Also, the phraseology and terminology used in this patent are for the purpose of description and should not be regarded as limiting. As such, the conception upon which this disclosure is based may readily be utilized as a basis for the designing of other structures, methods, and systems for carrying out the several purposes of the disclosed subject matter. Therefore, the claims should be regarded as including such equivalent constructions as far as they do not depart from the spirit and scope of the disclosed subject matter.

Although the disclosed subject matter has been described and illustrated in the foregoing exemplary embodiments, the present disclosure has been made only by way of example. Thus, numerous changes in the details of implementation of the disclosed subject matter may be made without departing from the spirit and scope of the disclosed subject matter.

Accordingly, the scope of this patent should not be limited to the described implementations but rather should be limited only by the spirit and scope of the following claims.

Claims

1. A system for measuring facial features, the system comprising:

a camera configured to produce output signals on a channel corresponding to one or more images;

a memory including computer-executable instructions; and

a processor coupled to the memory and operative to execute the computer-executable instructions, the computer-executable instructions causing the processor to perform operations including: (i) performing 3D face alignment of a user's face using a face landmark model to identify positions of facial features, including 2D iris landmarks, wherein using the 3D landmark locations, a 3D pose of the user's face is estimated, wherein the 3D pose includes roll, pitch, yaw, x, y, and z coordinates; (ii) performing reference card placement and detection, including estimating the user's pupillary distance (PD) using an average camera field of view (FOV) and estimated iris diameter based on the 2D iris landmarks, wherein a derived rough PD scale is used to form a rectangular region-of-interest (ROI) on the user's forehead in an image captured by the camera, wherein the ROI illustrates correct placement of the reference card, and wherein the reference card is positioned in the ROI and detected by the camera; and (iii) performing one or more facial measurement calculations, including converting the size of the detected reference card in pixels to real-world dimensions, forming a pixel-to-distance ratio, and using the calculated pixel-to-distance ratio to convert distance between landmarks in pixels to actual facial measurements in metric units, wherein given an estimated camera FOV, a distance between the user and the camera is determined, and calculating one or more facial measurements, wherein the one or more facial measurements are scaled according to the user's distance from the camera.

2. The system of claim 1, wherein the one or more calculated facial measurements include a pupillary distance (PD).

3. The system of claim 1, wherein the one or more calculated facial measurements include a face width (FW).

4. The system of claim 1, wherein the camera comprises an RGB camera including an RGB sensor, wherein the RGB camera is configured to produce output signals on an RGB channel corresponding to one or more RGB images.

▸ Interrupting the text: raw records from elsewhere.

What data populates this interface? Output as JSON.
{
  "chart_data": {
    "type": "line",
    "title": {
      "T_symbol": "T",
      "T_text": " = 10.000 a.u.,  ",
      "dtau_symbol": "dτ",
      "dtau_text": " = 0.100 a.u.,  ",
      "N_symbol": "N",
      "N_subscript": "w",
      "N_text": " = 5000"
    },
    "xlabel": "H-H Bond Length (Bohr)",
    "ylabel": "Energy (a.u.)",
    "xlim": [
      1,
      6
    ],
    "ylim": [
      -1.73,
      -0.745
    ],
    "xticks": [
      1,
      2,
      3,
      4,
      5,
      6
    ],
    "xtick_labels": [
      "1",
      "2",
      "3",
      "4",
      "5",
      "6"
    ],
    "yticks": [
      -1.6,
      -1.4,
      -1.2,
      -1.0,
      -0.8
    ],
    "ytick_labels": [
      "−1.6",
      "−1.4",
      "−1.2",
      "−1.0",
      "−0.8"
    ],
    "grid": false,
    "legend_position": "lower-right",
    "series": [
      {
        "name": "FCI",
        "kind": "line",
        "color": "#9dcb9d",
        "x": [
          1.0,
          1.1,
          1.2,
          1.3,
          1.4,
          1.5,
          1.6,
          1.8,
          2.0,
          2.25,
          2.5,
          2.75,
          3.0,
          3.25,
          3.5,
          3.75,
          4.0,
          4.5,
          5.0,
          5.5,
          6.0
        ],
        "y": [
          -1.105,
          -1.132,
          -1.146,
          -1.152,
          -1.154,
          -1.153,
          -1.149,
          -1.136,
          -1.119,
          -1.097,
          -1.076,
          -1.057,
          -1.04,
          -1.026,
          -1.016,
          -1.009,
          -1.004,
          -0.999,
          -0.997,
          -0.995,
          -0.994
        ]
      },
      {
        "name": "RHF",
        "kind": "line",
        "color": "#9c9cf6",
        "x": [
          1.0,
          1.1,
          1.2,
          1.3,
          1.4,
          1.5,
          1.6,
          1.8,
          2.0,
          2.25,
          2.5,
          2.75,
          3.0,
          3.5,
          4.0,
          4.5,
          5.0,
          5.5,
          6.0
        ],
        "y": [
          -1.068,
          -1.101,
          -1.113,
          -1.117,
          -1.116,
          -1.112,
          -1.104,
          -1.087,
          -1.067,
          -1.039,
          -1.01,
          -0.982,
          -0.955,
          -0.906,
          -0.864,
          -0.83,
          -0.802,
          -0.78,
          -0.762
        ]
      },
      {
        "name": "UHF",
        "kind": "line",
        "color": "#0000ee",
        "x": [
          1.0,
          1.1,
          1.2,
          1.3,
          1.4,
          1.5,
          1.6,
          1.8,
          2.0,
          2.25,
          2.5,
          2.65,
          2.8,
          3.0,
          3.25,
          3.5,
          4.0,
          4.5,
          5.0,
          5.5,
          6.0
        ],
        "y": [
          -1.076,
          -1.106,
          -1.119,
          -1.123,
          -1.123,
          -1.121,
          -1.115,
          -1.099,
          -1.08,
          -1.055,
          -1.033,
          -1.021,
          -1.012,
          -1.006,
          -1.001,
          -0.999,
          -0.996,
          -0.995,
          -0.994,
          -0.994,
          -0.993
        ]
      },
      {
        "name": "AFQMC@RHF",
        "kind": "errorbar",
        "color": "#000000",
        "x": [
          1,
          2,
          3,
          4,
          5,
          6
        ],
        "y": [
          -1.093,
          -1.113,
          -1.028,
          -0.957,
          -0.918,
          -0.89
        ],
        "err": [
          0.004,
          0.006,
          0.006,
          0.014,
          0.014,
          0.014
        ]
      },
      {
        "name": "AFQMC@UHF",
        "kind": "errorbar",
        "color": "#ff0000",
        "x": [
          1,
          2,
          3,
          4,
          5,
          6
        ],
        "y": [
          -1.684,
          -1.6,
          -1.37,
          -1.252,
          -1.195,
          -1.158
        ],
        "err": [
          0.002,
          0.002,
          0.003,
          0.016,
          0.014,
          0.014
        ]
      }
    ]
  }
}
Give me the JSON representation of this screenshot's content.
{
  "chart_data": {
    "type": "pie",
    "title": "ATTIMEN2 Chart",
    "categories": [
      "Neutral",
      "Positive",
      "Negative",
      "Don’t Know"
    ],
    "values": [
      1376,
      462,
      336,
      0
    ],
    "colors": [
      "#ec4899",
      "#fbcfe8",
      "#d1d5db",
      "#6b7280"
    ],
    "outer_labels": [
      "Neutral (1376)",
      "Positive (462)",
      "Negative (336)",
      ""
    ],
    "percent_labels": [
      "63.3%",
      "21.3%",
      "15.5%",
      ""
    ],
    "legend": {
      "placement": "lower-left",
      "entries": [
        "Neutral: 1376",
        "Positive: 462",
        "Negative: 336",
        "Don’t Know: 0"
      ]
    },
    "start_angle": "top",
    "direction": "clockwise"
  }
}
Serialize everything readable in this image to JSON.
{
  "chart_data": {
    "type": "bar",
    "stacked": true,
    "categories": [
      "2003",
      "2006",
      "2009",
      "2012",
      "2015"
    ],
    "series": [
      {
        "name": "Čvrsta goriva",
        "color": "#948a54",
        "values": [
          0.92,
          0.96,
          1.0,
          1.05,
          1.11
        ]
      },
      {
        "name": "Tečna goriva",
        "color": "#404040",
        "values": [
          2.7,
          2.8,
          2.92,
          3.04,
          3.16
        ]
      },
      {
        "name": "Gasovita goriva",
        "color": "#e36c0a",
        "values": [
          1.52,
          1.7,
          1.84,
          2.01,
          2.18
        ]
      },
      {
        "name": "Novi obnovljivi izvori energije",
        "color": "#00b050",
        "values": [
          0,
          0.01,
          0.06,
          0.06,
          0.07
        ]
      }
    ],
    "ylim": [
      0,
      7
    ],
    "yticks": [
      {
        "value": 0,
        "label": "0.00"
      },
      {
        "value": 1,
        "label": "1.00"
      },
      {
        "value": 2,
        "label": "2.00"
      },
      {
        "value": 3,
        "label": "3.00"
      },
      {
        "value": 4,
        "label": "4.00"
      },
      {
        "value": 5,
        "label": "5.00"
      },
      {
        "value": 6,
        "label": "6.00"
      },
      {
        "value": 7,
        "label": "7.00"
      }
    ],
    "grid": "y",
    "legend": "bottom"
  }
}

5. The system of claim 1, wherein the one or more images comprise a plurality of frames of video from the RGB camera.

6. The system of claim 1, wherein the face landmark model comprises a convolutional neural network.

7. The system of claim 1, wherein the face landmark model comprises a deep landmark detection network.

8. The system of claim 1, wherein the reference object comprises a reference card.

9. A method of using a camera for measuring point distances of facial features, the method comprising:

(i) performing 3D face alignment of a user's face using a face landmark model to identify positions of facial features, including 2D iris landmarks, wherein using the 3D landmark locations, a 3D pose of the user's face is estimated, wherein the 3D pose includes roll, pitch, yaw, x, y, and z coordinates;

(ii) performing reference card placement and detection, including estimating the user's pupillary distance (PD) using an average camera field of view (FOV) and estimated iris diameter based on the 2D iris landmarks, wherein a derived rough PD scale is used to form a rectangular region-of-interest (ROI) on the user's forehead in an image captured by the camera, wherein the ROI illustrates correct placement of the reference card, and wherein the reference card is positioned in the ROI and detected by the camera; and

(iii) performing one or more facial measurement calculations, including converting the size of the detected reference card in pixels to real-world dimensions, forming a pixel-to-distance ratio, and using the calculated pixel-to-distance ratio to convert distance between landmarks in pixels to actual facial measurements in metric units, wherein given an estimated camera FOV, a distance between the user and the camera is determined, and calculating one or more facial measurements, wherein the one or more facial measurements are scaled according to the user's distance from the camera.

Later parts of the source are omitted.